NEWS
04/26/2016 13:13 EDT | Updated 04/27/2017 01:12 EDT

Term "NextGen" to become more prominent in Canadian high-performance sport

When Sean MacKinnon wheels to the start line of a stage race in Luxembourg next week, his bike will have been prepped by a mechanic.

The 20-year-old from Hamilton doesn't have to work on his own bike, he doesn't have to figure out how to get to the cities he's racing in, or arrange transportation for himself and his bike once he gets there.

Having those logistics taken care of by someone else feels like a luxury to MacKinnon. He was an 18-year-old fending for himself on those fronts two years ago while racing in Belgium.

"It's just totally different," MacKinnon said from Nice, France. "It's a huge difference having support staff around more or less full time when you're going from having nothing."

MacKinnon is part of Cycling Canada's NextGen men's track endurance program, which is for road and track prospects deemed medal contenders at the 2020 Summer Olympics in Tokyo.

"NextGen" has been popping up in Canadian high-performance sport of late and the term is about to become more prominent.

The Liberal government is following through on a commitment by the Conservatives in the 2015 federal budget to funnel extra money towards athletes like MacKinnon. He won Pan Am Games bronze medals last year in both the road time trial and track team pursuit.

It's an investment of $5 million annually for four years starting in 2016, on the condition Own The Podium match that figure via its own fundraising. So it's worth $40 million to Canada's "next generation" of summer and winter Olympians, meaning those athletes five to eight years away from their peak.

"As successful as we are today and as successful as we'll be in Rio, the only way we can sustain that success is by investing in our athletes that are five to eight years out," Minister of Sport Carla Qualtrough said.

"We know that's a tough period when you're beyond the provincial level, but you haven't quite made the carded-athlete, national-team status."

Canadians who finish fifth to eighth in Olympic Games are one indicator of future medal potential in the pipeline. The numbers in that category have been flat-lining in summer sport and dropping in winter sport.

OTP doles out money, the majority of it from taxpayers, based on a sport federation's ability to produce athletes with Olympic medal potential.

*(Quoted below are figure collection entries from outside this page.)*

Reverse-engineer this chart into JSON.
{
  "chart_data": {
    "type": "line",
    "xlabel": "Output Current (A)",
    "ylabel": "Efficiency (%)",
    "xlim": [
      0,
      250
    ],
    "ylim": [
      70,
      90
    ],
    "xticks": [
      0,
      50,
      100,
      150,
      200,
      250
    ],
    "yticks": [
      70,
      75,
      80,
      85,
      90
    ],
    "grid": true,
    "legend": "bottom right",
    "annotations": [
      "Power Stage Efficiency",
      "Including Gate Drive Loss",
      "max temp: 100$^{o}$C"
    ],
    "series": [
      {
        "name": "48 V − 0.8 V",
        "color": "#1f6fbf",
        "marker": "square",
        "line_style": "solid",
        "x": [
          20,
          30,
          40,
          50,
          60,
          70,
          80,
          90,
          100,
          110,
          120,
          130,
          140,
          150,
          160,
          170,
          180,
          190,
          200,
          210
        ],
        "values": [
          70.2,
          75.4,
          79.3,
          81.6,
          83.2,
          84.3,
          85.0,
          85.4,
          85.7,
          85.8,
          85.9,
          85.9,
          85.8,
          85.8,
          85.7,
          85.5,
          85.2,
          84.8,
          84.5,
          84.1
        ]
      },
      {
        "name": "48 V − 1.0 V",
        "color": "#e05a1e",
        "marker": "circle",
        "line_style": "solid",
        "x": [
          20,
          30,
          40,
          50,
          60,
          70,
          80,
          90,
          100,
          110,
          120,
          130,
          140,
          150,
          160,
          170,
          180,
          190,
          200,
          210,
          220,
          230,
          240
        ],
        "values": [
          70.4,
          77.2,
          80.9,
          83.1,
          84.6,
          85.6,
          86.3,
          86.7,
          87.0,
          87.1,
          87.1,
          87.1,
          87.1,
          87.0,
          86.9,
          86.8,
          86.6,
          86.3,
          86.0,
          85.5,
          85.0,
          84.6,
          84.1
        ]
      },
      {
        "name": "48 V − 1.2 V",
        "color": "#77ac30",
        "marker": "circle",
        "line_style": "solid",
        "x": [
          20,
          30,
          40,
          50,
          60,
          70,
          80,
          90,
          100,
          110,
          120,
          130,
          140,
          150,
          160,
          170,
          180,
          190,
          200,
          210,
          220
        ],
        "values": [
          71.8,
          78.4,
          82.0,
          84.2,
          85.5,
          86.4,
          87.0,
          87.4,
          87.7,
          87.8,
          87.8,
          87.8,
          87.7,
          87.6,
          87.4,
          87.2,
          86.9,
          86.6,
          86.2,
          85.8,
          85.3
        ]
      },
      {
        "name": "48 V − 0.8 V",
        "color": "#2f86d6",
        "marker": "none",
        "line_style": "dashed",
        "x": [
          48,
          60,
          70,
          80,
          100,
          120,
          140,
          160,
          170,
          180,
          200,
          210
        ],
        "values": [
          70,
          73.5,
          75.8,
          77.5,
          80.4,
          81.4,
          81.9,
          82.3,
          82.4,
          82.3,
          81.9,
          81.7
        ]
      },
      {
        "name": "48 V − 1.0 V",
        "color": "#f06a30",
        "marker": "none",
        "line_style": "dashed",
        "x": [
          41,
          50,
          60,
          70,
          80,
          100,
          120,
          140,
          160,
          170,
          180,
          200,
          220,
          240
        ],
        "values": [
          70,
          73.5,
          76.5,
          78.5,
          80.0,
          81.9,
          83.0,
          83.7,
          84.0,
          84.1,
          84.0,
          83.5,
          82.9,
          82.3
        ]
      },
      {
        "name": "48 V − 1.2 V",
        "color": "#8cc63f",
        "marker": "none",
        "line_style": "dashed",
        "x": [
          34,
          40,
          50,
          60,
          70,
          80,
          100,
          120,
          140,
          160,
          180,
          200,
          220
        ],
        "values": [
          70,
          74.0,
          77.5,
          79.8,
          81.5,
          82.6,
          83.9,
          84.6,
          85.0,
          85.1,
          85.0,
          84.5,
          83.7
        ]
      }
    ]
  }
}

OTP chief executive officer Anne Merklinger called it “one of the best days of my career” when NextGen funding made it into the 2015 federal budget. But an election and change in government cast uncertainty over whether that money would still be there in 2016.

Her strategy was to deliver a unified message from sport organizations that Canada will slide off the podium if there wasn't an investment beyond whatever Olympic Games are coming up next.

"This is one time that everyone has come together and said, 'our investment in the next generation of podium potential athletes is a significant gap for this country,'" Merklinger said.

"All political parties have listened to that. That's been reflected in the transition from the previous government to the new government. That's worthy of celebration."

A few sport federations such as Cycling Canada had access to OTP money to set up NextGen programs before this new money came down the pipe.

"There just hasn't been enough funding to go around," Merklinger said. "We had to limit that to category one and category two sports and even then we couldn't resource it to the level we wanted to.

"Now we get to go deeper and we get to examine all sports that have athletes that have shown medal potential whether they're targeted sports or not."

What track coach Ian Melvin and road coach Luc Arseneau do for MacKinnon and the nine others in the NextGen track/road group is keep them under an umbrella of a year-long racing and training plan, instead of hoping the young men are doing the right things on their own between events.

"We're able to start working with them and developing them as an athlete from a younger age than we could have done historically," Melvin said. "We've been able to create and build a program and a pathway to essentially move them one step to another."

MacKinnon still pays $6,000 a year out of his own pocket to race.

"We're still working covered in Band-Aids," Melvin said. "The NextGen funding does not come close to covering our actual running costs."

After Luxembourg, MacKinnon has more stage races in Germany and France. There is no way he would be able to get this much race experience if not for NextGen, he said. Could it help him win a medal in Tokyo?

"I think it 100 per cent will," MacKinnon said. "It's really cool this has actually started."